Flux decline during nanofiltration of naturally-occurring dissolved organic matter: effects of osmotic pressure, membrane permeability, and cake formation

摘要

Nanofiltration of naturally-occurring dissolved organic matter (NOM) by an aromatic polyamide membrane was measured in a crossflow bench-scale test cell and modeled using a semi-empirical osmotic pressure/cake formation model. Our objective was to examine flux decline due to NOM fouling while explicitly accounting for flux decline due to osmotic effects and changes in membrane permeability. This approach allowed quantification of the effect of ionic composition on specific NOM cake resistance, and yielded insi ght into flux decline due to enhanced NaCl rejection by the NOM deposit. In the absence of NOM, increasing NaCl concentration reduced salt rejection and decreased membrane permeability.

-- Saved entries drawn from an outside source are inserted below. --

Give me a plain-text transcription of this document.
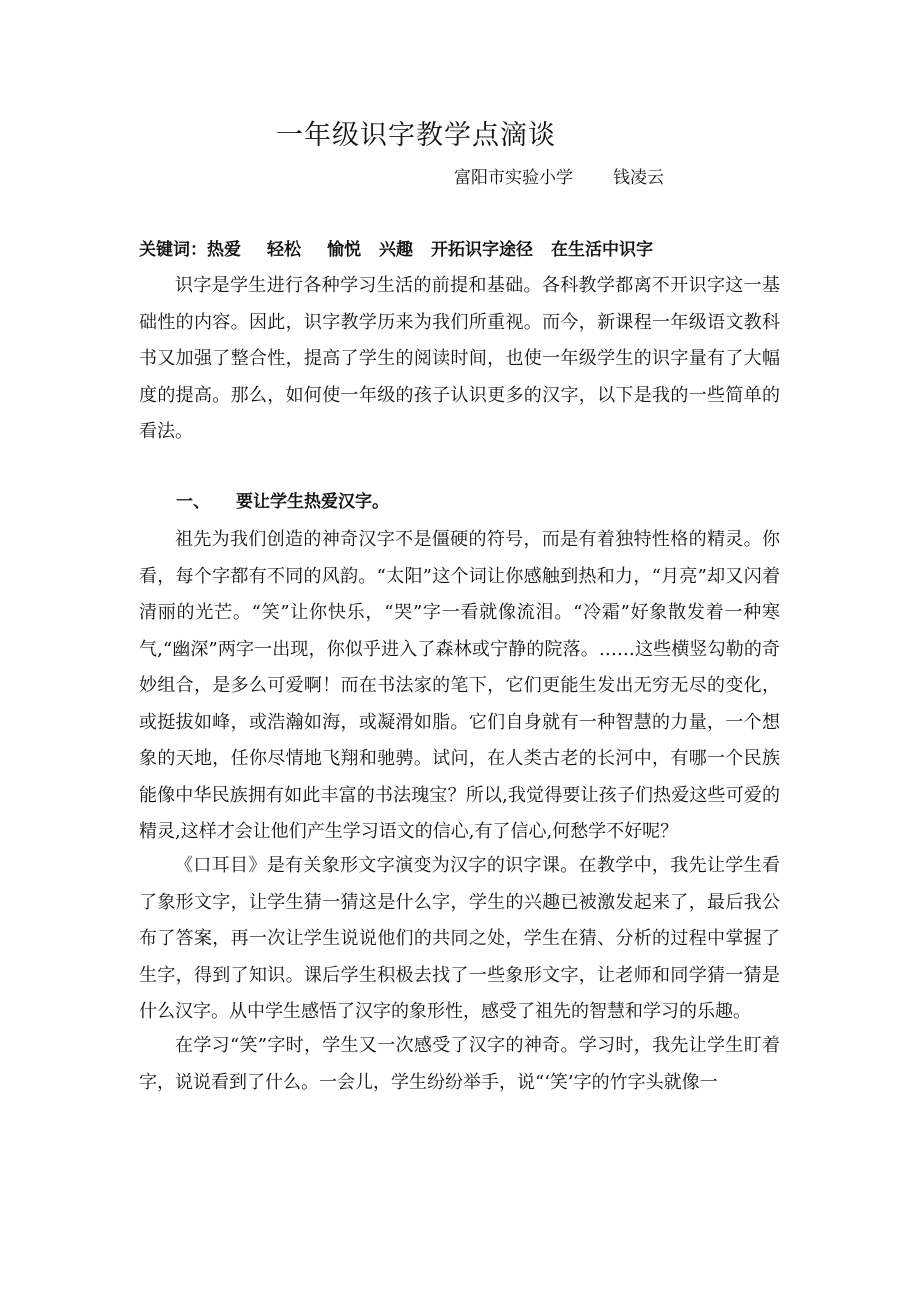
一年级识字教学点滴谈
富阳市实验小学 钱凌云
关键词：热爱 轻松 愉悦 兴趣 开拓识字途径 在生活中识字

识字是学生进行各种学习生活的前提和基础。各科教学都离不开识字这一基础性的内容。因此，识字教学历来为我们所重视。而今，新课程一年级语文教科书又加强了整合性，提高了学生的阅读时间，也使一年级学生的识字量有了大幅度的提高。那么，如何使一年级的孩子认识更多的汉字，以下是我的一些简单的看法。

一、 要让学生热爱汉字。

祖先为我们创造的神奇汉字不是僵硬的符号，而是有着独特性格的精灵。你看，每个字都有不同的风韵。“太阳”这个词让你感触到热和力，“月亮”却又闪着清丽的光芒。“笑”让你快乐，“哭”字一看就像流泪。“冷霜”好象散发着一种寒气,“幽深”两字一出现，你似乎进入了森林或宁静的院落。……这些横竖勾勒的奇妙组合，是多么可爱啊！而在书法家的笔下，它们更能生发出无穷无尽的变化，或挺拔如峰，或浩瀚如海，或凝滑如脂。它们自身就有一种智慧的力量，一个想象的天地，任你尽情地飞翔和驰骋。试问，在人类古老的长河中，有哪一个民族能像中华民族拥有如此丰富的书法瑰宝？所以,我觉得要让孩子们热爱这些可爱的精灵,这样才会让他们产生学习语文的信心,有了信心,何愁学不好呢？

《口耳目》是有关象形文字演变为汉字的识字课。在教学中，我先让学生看了象形文字，让学生猜一猜这是什么字，学生的兴趣已被激发起来了，最后我公布了答案，再一次让学生说说他们的共同之处，学生在猜、分析的过程中掌握了生字，得到了知识。课后学生积极去找了一些象形文字，让老师和同学猜一猜是什么汉字。从中学生感悟了汉字的象形性，感受了祖先的智慧和学习的乐趣。

在学习“笑”字时，学生又一次感受了汉字的神奇。学习时，我先让学生盯着字，说说看到了什么。一会儿，学生纷纷举手，说“‘笑’字的竹字头就像一
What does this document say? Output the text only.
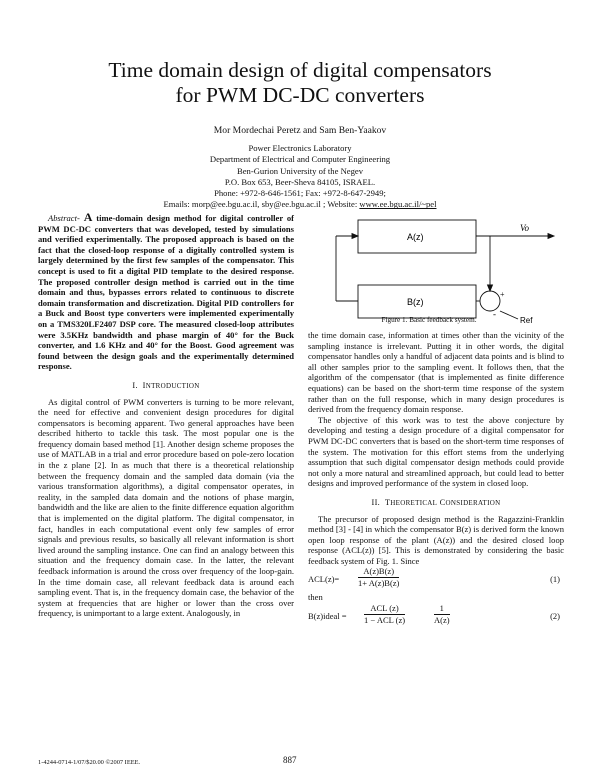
Time domain design of digital compensators
for PWM DC-DC converters
Mor Mordechai Peretz and Sam Ben-Yaakov
Power Electronics Laboratory
Department of Electrical and Computer Engineering
Ben-Gurion University of the Negev
P.O. Box 653, Beer-Sheva 84105, ISRAEL.
Phone: +972-8-646-1561; Fax: +972-8-647-2949;
Emails: morp@ee.bgu.ac.il, sby@ee.bgu.ac.il ; Website: www.ee.bgu.ac.il/~pel

Abstract- A time-domain design method for digital controller of PWM DC-DC converters that was developed, tested by simulations and verified experimentally. The proposed approach is based on the fact that the closed-loop response of a digitally controlled system is largely determined by the first few samples of the compensator. This concept is used to fit a digital PID template to the desired response. The proposed controller design method is carried out in the time domain and thus, bypasses errors related to continuous to discrete domain transformation and discretization. Digital PID controllers for a Buck and Boost type converters were implemented experimentally on a TMS320LF2407 DSP core. The measured closed-loop attributes were 3.5KHz bandwidth and phase margin of 40° for the Buck converter, and 1.6 KHz and 40° for the Boost. Good agreement was found between the design goals and the experimentally determined response.

I. INTRODUCTION

As digital control of PWM converters is turning to be more relevant, the need for effective and convenient design procedures for digital compensators is becoming apparent. Two general approaches have been described hitherto to tackle this task. The most popular one is the frequency domain based method [1]. Another design scheme proposes the use of MATLAB in a trial and error procedure based on pole-zero location in the z plane [2]. In as much that there is a theoretical relationship between the frequency domain and the sampled data domain (via the various transformation algorithms), a digital compensator operates, in reality, in the sampled data domain and the notions of phase margin, bandwidth and the like are alien to the finite difference equation algorithm that is implemented on the digital platform. The digital compensator, in fact, handles in each computational event only few samples of error signals and previous results, so basically all relevant information is short lived around the sampling instance. One can find an analogy between this situation and the frequency domain case. In the latter, the relevant feedback information is around the cross over frequency of the loop-gain. In the time domain case, all relevant feedback data is around each sampling event. That is, in the frequency domain case, the behavior of the system at frequencies that are higher or lower than the cross over frequency, is unimportant to a large extent. Analogously, in

A(z)
B(z)
Vo
+
-
Ref
Figure 1. Basic feedback system.

the time domain case, information at times other than the vicinity of the sampling instance is irrelevant. Putting it in other words, the digital compensator handles only a handful of adjacent data points and is blind to all other samples prior to the sampling event. It follows then, that the algorithm of the compensator (that is implemented as finite difference equations) can be based on the short-term time response of the system rather than on the full response, which in many design procedures is derived from the frequency domain response.

The objective of this work was to test the above conjecture by developing and testing a design procedure of a digital compensator for PWM DC-DC converters that is based on the short-term time responses of the system. The motivation for this effort stems from the underlying assumption that such digital compensator design methods could provide not only a more natural and streamlined approach, but could lead to better designs and improved performance of the system in closed loop.

II. THEORETICAL CONSIDERATION

The precursor of proposed design method is the Ragazzini-Franklin method [3] - [4] in which the compensator B(z) is derived form the known open loop response of the plant (A(z)) and the desired closed loop response (ACL(z)) [5]. This is demonstrated by considering the basic feedback system of Fig. 1. Since

$ACL(z)= \frac{A(z)B(z)}{1+ A(z)B(z)}$	(1)

then

B(z)ideal =
ACL (z)
1 − ACL (z)	$\frac{1}{A(z)}$	(2)
1-4244-0714-1/07/$20.00 ©2007 IEEE.	887
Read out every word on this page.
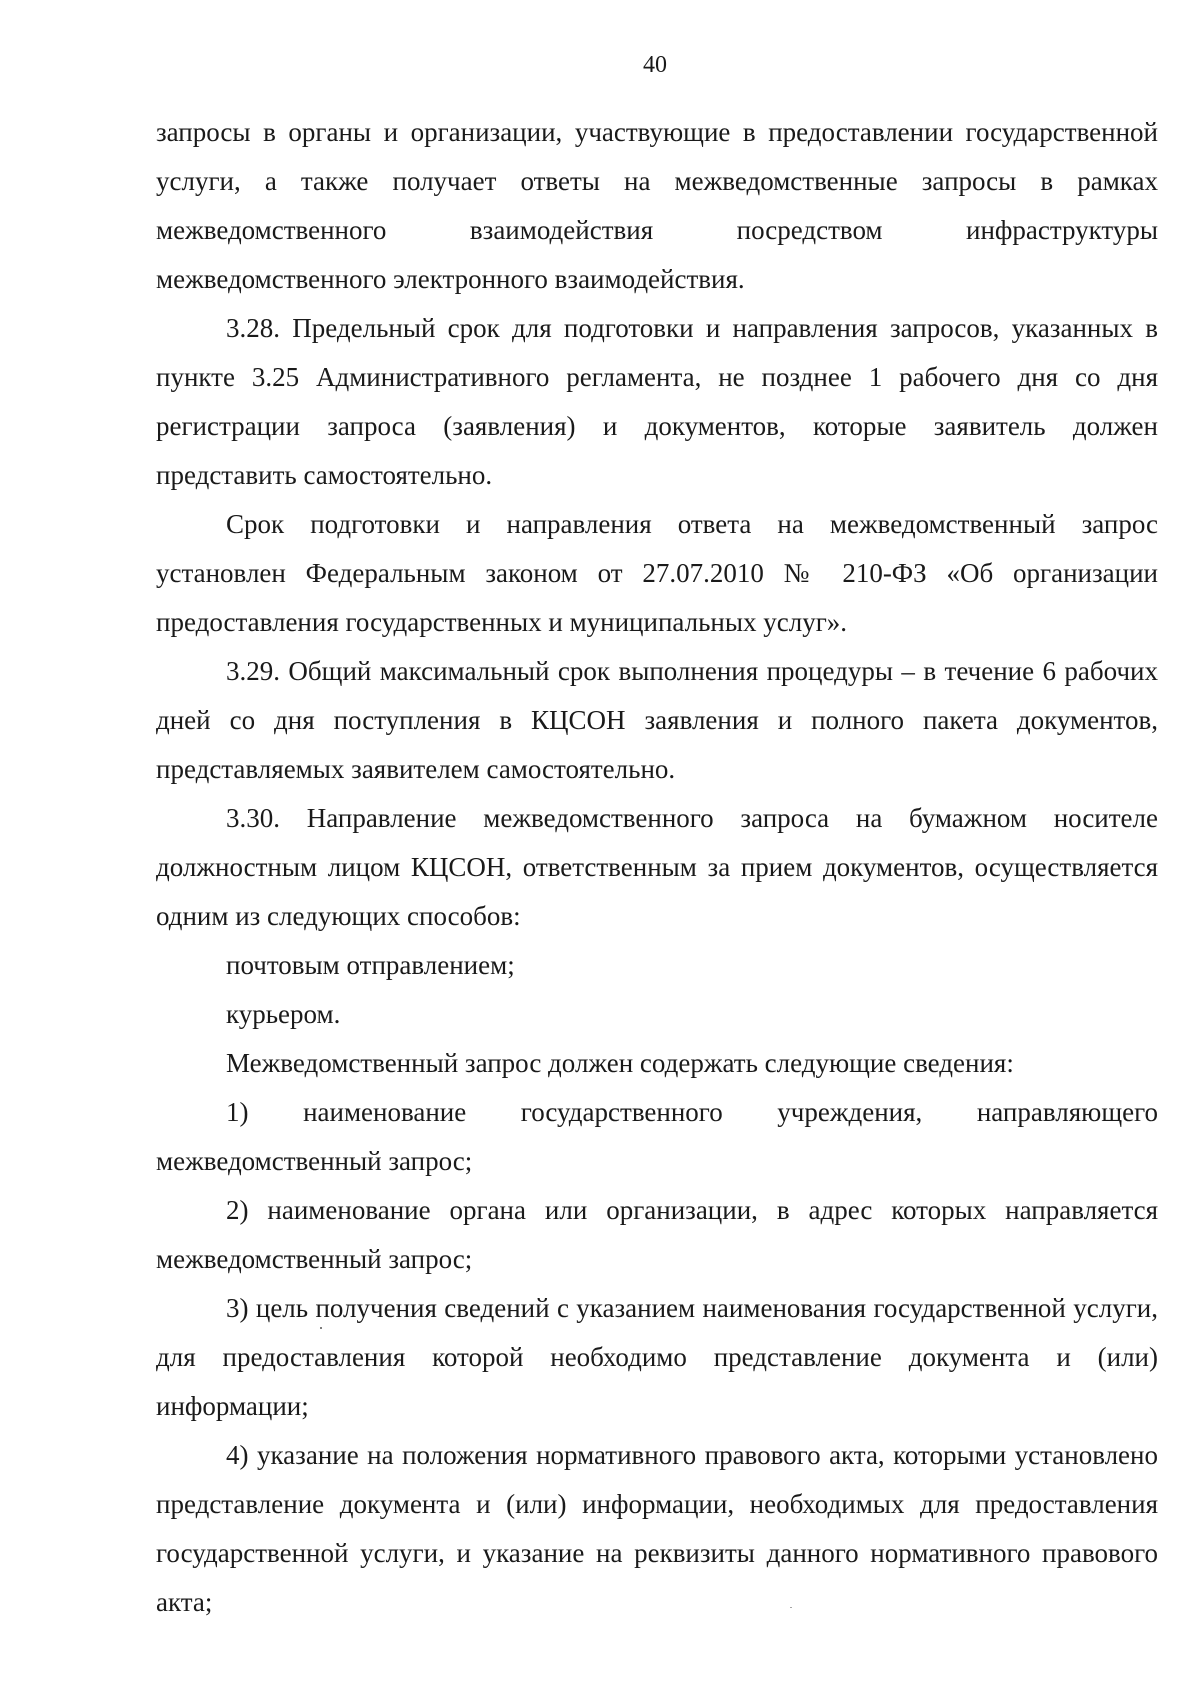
40

запросы в органы и организации, участвующие в предоставлении государственной услуги, а также получает ответы на межведомственные запросы в рамках межведомственного взаимодействия посредством инфраструктуры межведомственного электронного взаимодействия.

3.28. Предельный срок для подготовки и направления запросов, указанных в пункте 3.25 Административного регламента, не позднее 1 рабочего дня со дня регистрации запроса (заявления) и документов, которые заявитель должен представить самостоятельно.

Срок подготовки и направления ответа на межведомственный запрос установлен Федеральным законом от 27.07.2010 № 210-ФЗ «Об организации предоставления государственных и муниципальных услуг».

3.29. Общий максимальный срок выполнения процедуры – в течение 6 рабочих дней со дня поступления в КЦСОН заявления и полного пакета документов, представляемых заявителем самостоятельно.

3.30. Направление межведомственного запроса на бумажном носителе должностным лицом КЦСОН, ответственным за прием документов, осуществляется одним из следующих способов:

почтовым отправлением;

курьером.

Межведомственный запрос должен содержать следующие сведения:

1) наименование государственного учреждения, направляющего межведомственный запрос;

2) наименование органа или организации, в адрес которых направляется межведомственный запрос;

3) цель получения сведений с указанием наименования государственной услуги, для предоставления которой необходимо представление документа и (или) информации;

4) указание на положения нормативного правового акта, которыми установлено представление документа и (или) информации, необходимых для предоставления государственной услуги, и указание на реквизиты данного нормативного правового акта;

Flux decline was modeled by accounting for changes in osmotic pressure with time, and by employing an effective permeability. The addition of calcium significantly reduced rejection of sodium and feed conductivity, and thus mitigated flux decline. Increasing pH from 4 (near membrane pI) to 10 increased the effective permeability but also increased NaCl rejection, which resulted in greater flux decline. The presence of NOM caused greater flux decline resulting from a combination of NOM cake resistance and increased rejection of NaCl by negatively charged NOM functional groups. Increasing NaCl concentration had little effect on the mass of NOM deposited, but significantly increased the specific resistance of the NOM cake. The effect of ionic strength on specific resistance correlated with a reduction in NOM size, estimated by separate UF permeation experiments and size exclusion chromatography analysis of UF permeate. Therefore, increased specific cake resistance is consistent with a more compact, less porous cake. Flux decline by NOM solutions showed a maximum at pH 7, where salt rejection was also a maximum. Binding of calcium reduced the ability of NOM to enhance NaCl rejection, and likely increased NOM cake resistance. Flux decline caused by NOM fouling in the presence of calcium was only significantly different than that caused by NOM in a solution of NaCl at the same ionic strength when the calcium concentration corresponded to saturation of NOM binding sites.